Onunla ilgili haberleri gazetelerde dikkatle arar-araştırır olduk...13 Kasım 1918 Çarşamba günü İstanbul Dolmabahçe Sarayı önlerinde ( kimi gazeteler 55, kimi gazeteler 61 İngiliz, Fransız, İtalyan,Yunan savaş gemisi İstanbul'u işgal etmek için geldi diye yazıyordu) İngiliz, Fransız, İtalyan, Yunan savaş gemileri İstanbul'u işgal etmek amacıyla demir atmıştı...Bunu İngiliz gazetelerini okuyarak öğrendik...

Sonradan şunu da öğrendim...Aynı gün HaydarPaşa Tren İstasyonu'nda trenden inerek İstanbul'a gelen Mustafa Kemal de kuşkusuz çok üzülerek, çok kederlenerek Dolmabahçe önündeki 55 ya da 61 düşman savaş gemisini seyrettikten sonra Pera Palas Oteli'ne giderek 14 Kasım 1918'de Daily Mail Gazetesi'nden gazeteci G. Ward Price'la (1886-22 Ağustos 1961) bir söyleşi-röportaj yaptı...O söyleşiyi okumuştum...

17 Kasım 1918'de İngiliz ordusunun Türk ordusunu zor kullanarak Azerbaycan, Baku'den çıkardığını da gazetelerden okuduk...Azerbaycan'da İngiliz işgali altına girmiş oldu böylece... İngilizleri Hindistan'dan kovabilecek miydik?

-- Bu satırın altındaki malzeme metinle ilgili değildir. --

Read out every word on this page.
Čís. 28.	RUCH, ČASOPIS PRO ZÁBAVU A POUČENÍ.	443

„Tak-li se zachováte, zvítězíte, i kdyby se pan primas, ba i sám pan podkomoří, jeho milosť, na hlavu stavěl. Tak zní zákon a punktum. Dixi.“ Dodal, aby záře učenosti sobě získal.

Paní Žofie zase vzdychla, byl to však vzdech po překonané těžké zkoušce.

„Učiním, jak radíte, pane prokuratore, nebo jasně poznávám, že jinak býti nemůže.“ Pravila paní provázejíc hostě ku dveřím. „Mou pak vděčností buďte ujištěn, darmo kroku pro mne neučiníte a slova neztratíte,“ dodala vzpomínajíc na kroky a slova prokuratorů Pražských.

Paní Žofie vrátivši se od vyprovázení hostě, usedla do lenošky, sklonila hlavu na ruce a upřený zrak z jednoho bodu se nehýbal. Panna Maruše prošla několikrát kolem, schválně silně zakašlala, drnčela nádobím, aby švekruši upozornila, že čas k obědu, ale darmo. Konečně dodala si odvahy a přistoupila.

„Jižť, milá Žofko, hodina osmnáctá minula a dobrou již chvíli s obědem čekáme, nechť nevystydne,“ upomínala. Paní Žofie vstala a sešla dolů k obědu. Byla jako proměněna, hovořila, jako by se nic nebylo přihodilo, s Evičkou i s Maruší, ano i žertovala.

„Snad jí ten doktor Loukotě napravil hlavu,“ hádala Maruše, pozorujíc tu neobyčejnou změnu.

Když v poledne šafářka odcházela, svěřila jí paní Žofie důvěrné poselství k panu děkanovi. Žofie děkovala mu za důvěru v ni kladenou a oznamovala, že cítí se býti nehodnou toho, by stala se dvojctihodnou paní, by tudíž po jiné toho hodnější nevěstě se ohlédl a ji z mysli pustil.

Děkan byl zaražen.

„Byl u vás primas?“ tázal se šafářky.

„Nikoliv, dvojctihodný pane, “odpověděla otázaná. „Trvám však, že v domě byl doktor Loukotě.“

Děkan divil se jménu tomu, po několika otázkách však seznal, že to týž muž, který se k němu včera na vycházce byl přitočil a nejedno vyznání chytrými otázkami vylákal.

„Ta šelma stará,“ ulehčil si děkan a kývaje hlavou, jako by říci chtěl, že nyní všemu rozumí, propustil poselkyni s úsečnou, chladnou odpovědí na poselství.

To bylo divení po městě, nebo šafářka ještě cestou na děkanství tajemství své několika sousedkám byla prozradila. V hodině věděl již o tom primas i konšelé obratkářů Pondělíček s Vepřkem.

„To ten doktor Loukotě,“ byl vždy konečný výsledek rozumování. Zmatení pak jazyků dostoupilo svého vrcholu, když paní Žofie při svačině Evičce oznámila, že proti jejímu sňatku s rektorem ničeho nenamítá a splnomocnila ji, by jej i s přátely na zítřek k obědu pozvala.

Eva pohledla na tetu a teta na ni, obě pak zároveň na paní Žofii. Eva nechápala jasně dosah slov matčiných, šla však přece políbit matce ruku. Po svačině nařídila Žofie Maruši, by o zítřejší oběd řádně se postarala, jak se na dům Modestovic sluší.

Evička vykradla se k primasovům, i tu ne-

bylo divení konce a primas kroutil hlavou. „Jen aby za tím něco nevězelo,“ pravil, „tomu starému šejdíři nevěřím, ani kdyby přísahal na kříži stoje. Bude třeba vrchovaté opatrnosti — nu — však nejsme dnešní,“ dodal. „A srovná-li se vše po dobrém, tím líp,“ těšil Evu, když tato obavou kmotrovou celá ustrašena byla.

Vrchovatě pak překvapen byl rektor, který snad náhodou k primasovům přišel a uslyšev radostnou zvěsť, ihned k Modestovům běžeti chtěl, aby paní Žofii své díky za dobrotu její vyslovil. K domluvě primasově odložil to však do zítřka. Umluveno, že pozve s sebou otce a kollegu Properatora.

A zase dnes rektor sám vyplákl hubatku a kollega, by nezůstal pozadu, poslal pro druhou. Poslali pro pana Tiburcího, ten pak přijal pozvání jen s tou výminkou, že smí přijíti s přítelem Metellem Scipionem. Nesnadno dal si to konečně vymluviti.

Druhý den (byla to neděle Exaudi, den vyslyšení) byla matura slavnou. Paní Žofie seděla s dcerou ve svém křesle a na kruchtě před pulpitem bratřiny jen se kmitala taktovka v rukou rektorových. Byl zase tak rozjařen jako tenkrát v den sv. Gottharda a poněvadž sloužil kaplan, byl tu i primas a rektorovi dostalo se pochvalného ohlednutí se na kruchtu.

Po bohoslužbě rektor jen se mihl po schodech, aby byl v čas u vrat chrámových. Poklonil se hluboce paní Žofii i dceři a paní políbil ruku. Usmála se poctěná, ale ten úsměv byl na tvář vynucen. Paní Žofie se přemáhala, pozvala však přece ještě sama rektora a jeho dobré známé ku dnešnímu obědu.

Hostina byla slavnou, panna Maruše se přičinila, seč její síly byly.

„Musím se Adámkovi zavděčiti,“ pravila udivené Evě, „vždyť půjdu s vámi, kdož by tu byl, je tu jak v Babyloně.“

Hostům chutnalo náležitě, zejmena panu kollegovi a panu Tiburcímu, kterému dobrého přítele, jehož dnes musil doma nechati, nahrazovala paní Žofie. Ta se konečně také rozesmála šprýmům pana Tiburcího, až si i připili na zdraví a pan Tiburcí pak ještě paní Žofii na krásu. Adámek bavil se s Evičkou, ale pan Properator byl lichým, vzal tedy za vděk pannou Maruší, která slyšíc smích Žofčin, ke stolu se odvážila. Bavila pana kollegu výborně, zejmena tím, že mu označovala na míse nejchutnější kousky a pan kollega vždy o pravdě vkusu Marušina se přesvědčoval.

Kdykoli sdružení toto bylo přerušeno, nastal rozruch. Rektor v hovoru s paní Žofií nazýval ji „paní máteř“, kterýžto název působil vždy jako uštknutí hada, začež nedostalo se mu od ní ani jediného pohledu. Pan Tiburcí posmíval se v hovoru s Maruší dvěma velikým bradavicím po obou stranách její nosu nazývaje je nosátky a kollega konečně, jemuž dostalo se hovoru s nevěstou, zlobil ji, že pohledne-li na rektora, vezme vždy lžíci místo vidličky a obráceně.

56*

Ağustos 1814'te İngiliz ordusu Amerika Birleşik Devletleri'nin başkenti Washington'u ve Beyaz Saray'ı çıra gibi yakmıştı...Arkadaşlarım bu olayı da bana hatırlatıp duruyorlardı...Çok endişeliydik...İngiltere'nin güvenilmezliğini de çok iyi biliyorduk...

1821'de Yunanlıların Osmanlıya karşı saldırılarını İngilizler tezgahlamıştı...1916'da Arapların Osmanlıya saldırılarını da İngilizler organize etti...1911-1912'de Balkan savaşlarında Osmanlıya karşı savaşan ülkelerin en büyük destekçileri arasında İngiltere'de (Rusya'da ) vardı...Türk halkının altınlarını devlete bağışladığı bir olaydan da Hindistanlı entelektüellerin haberi vardı...Osmanlı Donanması'nın ihtiyacı olan 2 dretnot savaş gemisinin İngiltere'den satın alınması için Türk halkı altınlarını Türk devletine bağışladı.Dretnotların ücretini Türk devleti İngiltere'ye ödedi...Ancak 1914'te Donanma Bakanı Winston Churchill bu iki dretnot savaş gemisinin Türkiye'ye teslim edilmesine engel oldu...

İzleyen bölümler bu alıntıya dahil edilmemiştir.